By Theresa D. McClellan
For the Fort Bend Star
How do people talk about racism in America?
What do people do when long held views of bias and hate come from the mouths of loved ones? Where do people turn when their faith communities are silent?
On a sunny Saturday morning in midtown Houston, those heavy questions were unpacked during a five-hour seminar called “Day of Dialogue: Racism Today” at Trinity Episcopal Church.
Led by Larry Payne, a man of faith challenging other believers to step up; Cherry Steinwender, a woman who makes her living leading the difficult conversations and Chris Tomlinson, a national writer who aired his family’s dirty secret, the seminar attracted more than 50 people wanting answers or just a chance to begin exploring the difficult conversations in a safe space.
Journalist, author and foreign correspondent Chris Tomlinson knows the power of exploration. The Texas native, who covered oppression in Rwanda and Somalia, looked in his own backyard and discovered his ancestors were the largest slaveholders in Texas.
His grandfather told him the slaves his family owned loved them so much they took the Tomlinson name as their own. His own family history and school teachings led him to believe he came from genteel plantation owners.
The harsh reality that his relatives belonged to the powerful and dangerous secret society of the KKK resulted in his 2014 book called “Tomlinson Hill” chronicling a piece of Texas history of how cotton drove the development of Texas. It is the story of two Tomlinson families one black, one white – a slaveholder and a slave.
“With those in power, one identifies themselves as better than the other in order to subjugate. I saw it in South Africa, in Rwanda, in Somalia… and my own family,” Tomlinson said.
“I know the truth, that my family are rapists and murderers.
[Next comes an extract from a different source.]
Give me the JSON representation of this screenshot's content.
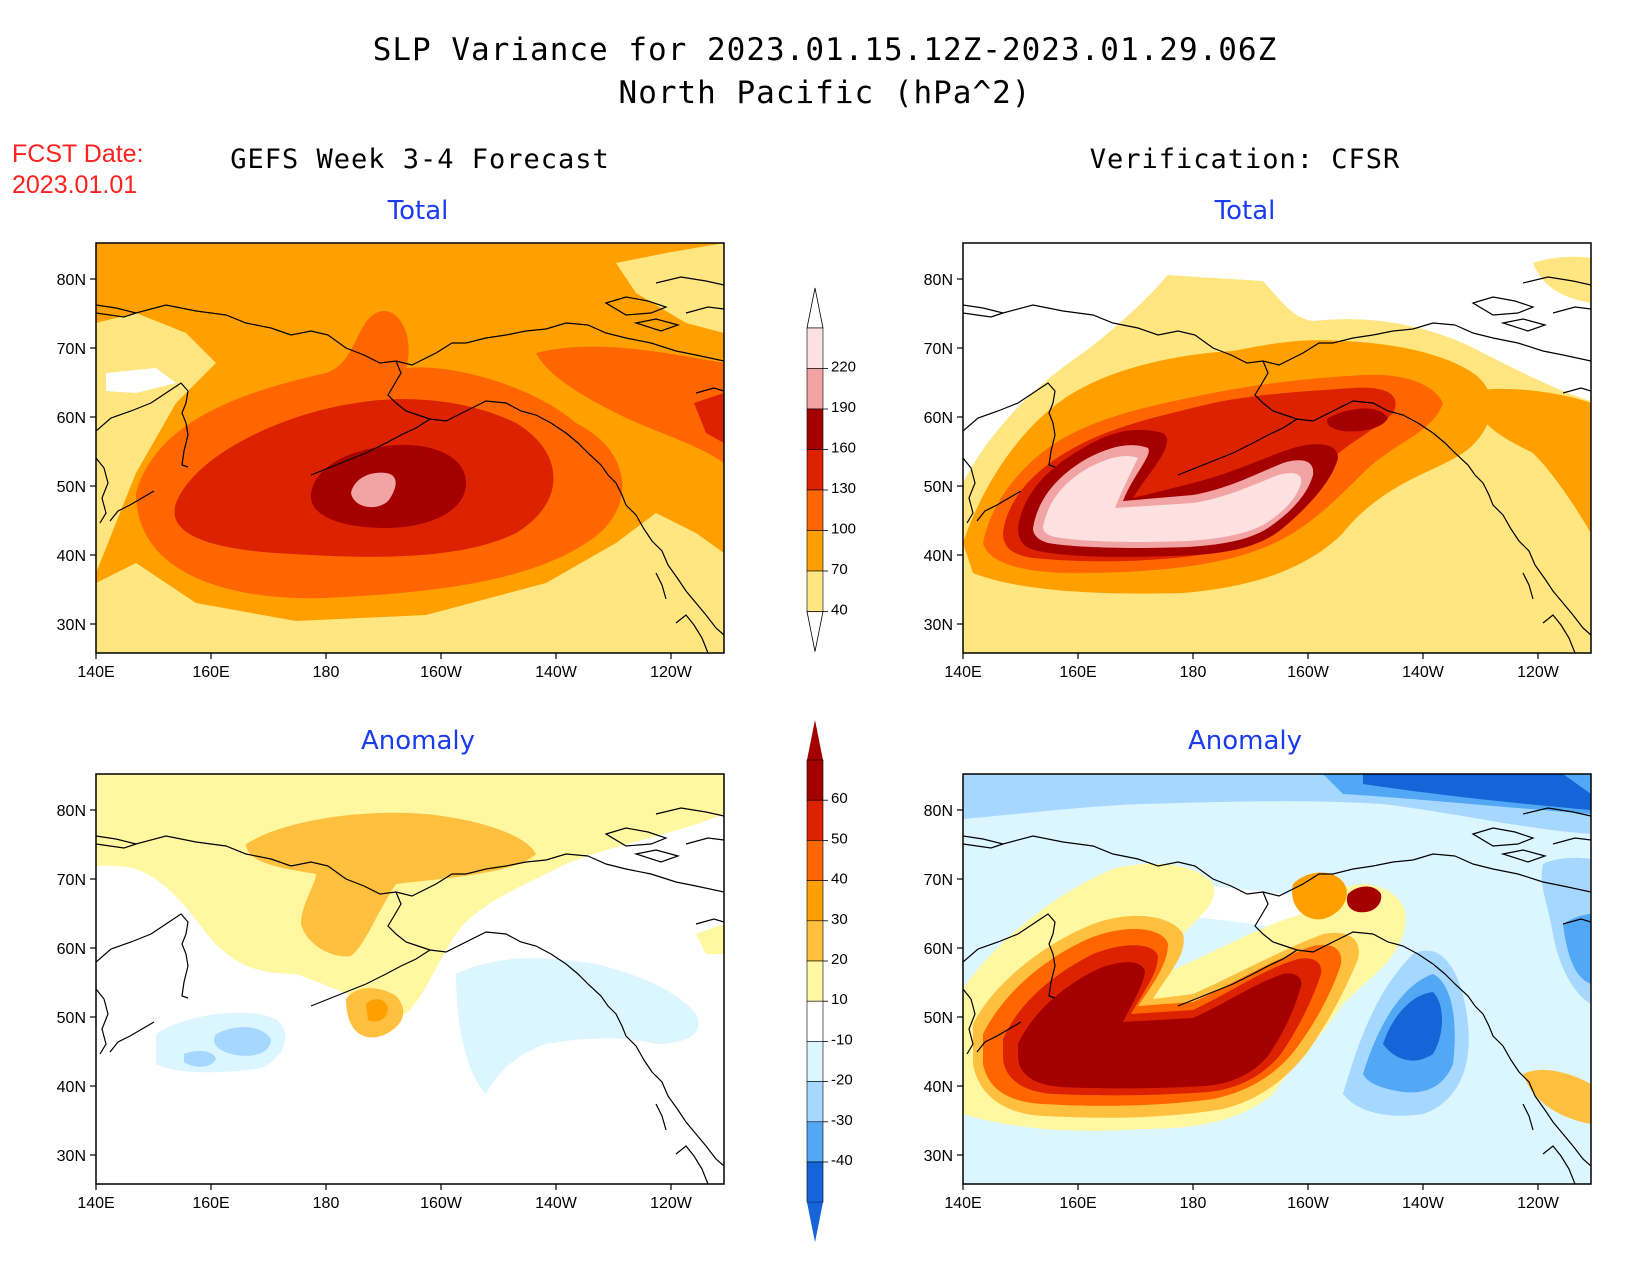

Do I need to apologize? No, I did not do it, but I acknowledge what they did,” said the Houston Chronicle business columnist who now shines a light on America’s racist history by not romanticizing the past but openly discussing racism and the reality of white privilege.
There is that phrase – white privilege. It is a term that is often met with open disdain or sarcasm by those who don’t feel their complexion affords them different treatment, extended grace or benefit of the doubt, especially if they are struggling financially.
“You can’t understand racism without understanding classism,” explained Steinwender, executive director and co-founder of the Center for the Healing of Racism.
“Right after the Tea Party emerged I wanted to say several things including, “I understand you have lost a lot in this country. You have lost a pension, retirement, a job. I watched this with great passion and sympathized,” said Steinwender.
“What I did not see within the Tea Party or hear from people across the country saying over and over is that yes, you lost, but at the same time this country has always used poor whites to further the racist agenda,” she said.
She gave a history lesson on how the term “whiteness” was embraced as a political term, “from the beginning of the foundation of this country.” So instead of referring to everyone by their ethnicity or nationality, such as German or Belgian or Irish, Caucasians were all called white.
Those who came over as indentured servants had more in common economically with those brought here as slaves. But in order to create a hierarchy of oppression, poor whites were made overseers of slaves but not allowed access to monied white society, she said.
Steinwender, a black woman with a white husband and three adopted children of Asian descent, told of how her husband, who has blonde hair and blue eyes, recognized his own white privilege.
“I’m married and an immigrant. I drive through the streets of this country with a green card and not once have I been asked to prove I belong here,” he said.
Because of the work she does leading dialogue groups of all races on combating racism and teaching listening skills, she said she sometimes feels like her husband is a spy returning home telling her of distressing conversations he has had while in all white spaces and the subject turns to people of color.
She gives him words.
“You don’t have to fight. You plant your feet straight into the ground, look ’em in the eye, take a deep breath and say, ‘what is it about the way that I look that would make you think I think the same way about people of color that you do?,’” she said.
Throughout the day, churchgoers representing multiple communities raised questions on what they could do. Being aware is a start. Challenging inequality is another. Volunteering in the community is a third.
“When good people remain silent, that is a big problem,” Tomlinson said.
Houston is the fourth largest city in the nation and prides itself on it’s diversity. Payne, however, said the region is racially and economically segregated and should embrace pluralism.
“With diversity you are taught tolerance and counting every person. I tolerate the roaches, the ants, the mosquitoes of Houston as long as they stay in their place. With pluralism every person counts,” he said.
As they consider next steps, Rector Hannah Atkins of Trinity Episcopal called the event “honest, powerful, difficult.”
“There was a myth of a post-racial society after President Barack Hussein Obama won the election,” Payne said. “The pushback you are seeing today is because of those years. Now people’s true and passionate feelings about people of color have been allowed to surface.”